In the midst of an extended road trip across the United States, Robert Frank pointed his camera lens at a passing trolley in New Orleans, took a single exposure, and then turned back to bustling Canal Street, where crowds of people swarmed the sidewalks. That single click of the shutter produced a picture with enduring clarity: a row of windows framing the street car’s passengers―white passengers in the front, black passengers in the back.
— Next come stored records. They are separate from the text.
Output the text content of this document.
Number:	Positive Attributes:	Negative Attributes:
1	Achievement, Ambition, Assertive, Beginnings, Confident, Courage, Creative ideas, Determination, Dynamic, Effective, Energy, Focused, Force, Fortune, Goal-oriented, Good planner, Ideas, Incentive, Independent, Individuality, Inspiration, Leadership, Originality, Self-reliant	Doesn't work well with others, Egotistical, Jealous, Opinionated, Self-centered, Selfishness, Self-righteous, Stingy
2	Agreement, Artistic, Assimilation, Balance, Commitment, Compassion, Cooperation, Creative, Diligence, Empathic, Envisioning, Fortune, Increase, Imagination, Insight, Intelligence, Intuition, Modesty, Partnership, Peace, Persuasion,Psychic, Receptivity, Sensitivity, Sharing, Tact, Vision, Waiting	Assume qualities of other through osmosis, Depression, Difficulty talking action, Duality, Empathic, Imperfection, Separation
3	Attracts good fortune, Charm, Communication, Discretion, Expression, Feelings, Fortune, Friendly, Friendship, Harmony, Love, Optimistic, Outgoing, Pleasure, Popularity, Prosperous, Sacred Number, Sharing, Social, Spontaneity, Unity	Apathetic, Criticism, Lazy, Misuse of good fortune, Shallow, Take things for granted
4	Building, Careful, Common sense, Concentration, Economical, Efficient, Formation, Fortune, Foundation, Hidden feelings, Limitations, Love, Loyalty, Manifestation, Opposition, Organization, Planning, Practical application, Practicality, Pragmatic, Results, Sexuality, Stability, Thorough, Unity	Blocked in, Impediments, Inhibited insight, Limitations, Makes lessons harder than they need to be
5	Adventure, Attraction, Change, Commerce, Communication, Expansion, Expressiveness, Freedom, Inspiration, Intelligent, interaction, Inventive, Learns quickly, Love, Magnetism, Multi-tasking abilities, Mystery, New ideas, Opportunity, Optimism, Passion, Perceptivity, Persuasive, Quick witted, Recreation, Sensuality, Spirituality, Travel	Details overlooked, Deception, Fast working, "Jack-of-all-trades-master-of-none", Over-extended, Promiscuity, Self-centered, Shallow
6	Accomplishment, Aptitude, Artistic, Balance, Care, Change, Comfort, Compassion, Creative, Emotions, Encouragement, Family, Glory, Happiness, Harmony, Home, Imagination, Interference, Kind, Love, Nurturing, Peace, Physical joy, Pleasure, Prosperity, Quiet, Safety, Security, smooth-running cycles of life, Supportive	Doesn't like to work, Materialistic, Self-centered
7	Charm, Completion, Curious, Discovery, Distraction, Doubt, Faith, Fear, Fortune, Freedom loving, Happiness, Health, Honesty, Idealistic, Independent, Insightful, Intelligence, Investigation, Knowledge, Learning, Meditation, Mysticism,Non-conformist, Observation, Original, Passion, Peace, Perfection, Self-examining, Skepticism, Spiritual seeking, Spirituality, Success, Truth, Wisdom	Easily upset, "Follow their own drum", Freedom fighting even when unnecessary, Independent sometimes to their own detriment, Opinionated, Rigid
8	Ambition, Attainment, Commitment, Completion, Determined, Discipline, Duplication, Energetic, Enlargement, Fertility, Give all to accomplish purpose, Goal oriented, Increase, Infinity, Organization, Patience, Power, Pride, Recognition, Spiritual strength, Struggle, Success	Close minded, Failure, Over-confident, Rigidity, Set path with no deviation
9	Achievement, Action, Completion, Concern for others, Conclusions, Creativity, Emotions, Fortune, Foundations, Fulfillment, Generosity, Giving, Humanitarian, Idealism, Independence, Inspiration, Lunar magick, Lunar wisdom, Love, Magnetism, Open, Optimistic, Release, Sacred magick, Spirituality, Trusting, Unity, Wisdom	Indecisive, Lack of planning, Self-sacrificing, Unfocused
Frank captured individual faces gazing from each rectangular frame, from the weary black man in his work shirt, to the young white girl just in front of him, her hand resting on the wooden sign that designated areas segregated by race. In 1958, Frank wrote: “With these photographs, I have attempted to show a cross-section of the American population. My effort was to express it simply and without confusion.” By the time The Americans was published in the United States in 1959 (he managed to publish a French edition the previous year), with this image now appearing on its front cover, New Orleans street cars and buses had been desegregated through a May 30, 1958 court order. But Jim Crow was still in full swing, the 1960s Civil Rights struggles still ahead. An essay by curator Lucy Gallun conveys how this image continues to reverberate in new contexts today.
About the Author
Lucy Gallun is Associate Curator in The Robert B. Menschel Department of Photography at The Museum of Modern Art in New York. Robert Frank (American, born Switzerland, 1924–2019) is one of the most influential artists of the twentieth century who arrived in New York City in 1947 and lived between there and Nova Scotia until his death last year. With the support of his first Guggenheim Fellowship in 1955, Frank made a two-year road trip across the United States, resulting in his landmark book, The Americans. Frank moved fluidly between mediums – photography, film, and photobook – for most of his career, incorporating text and experimental processes into his often autobiographical work.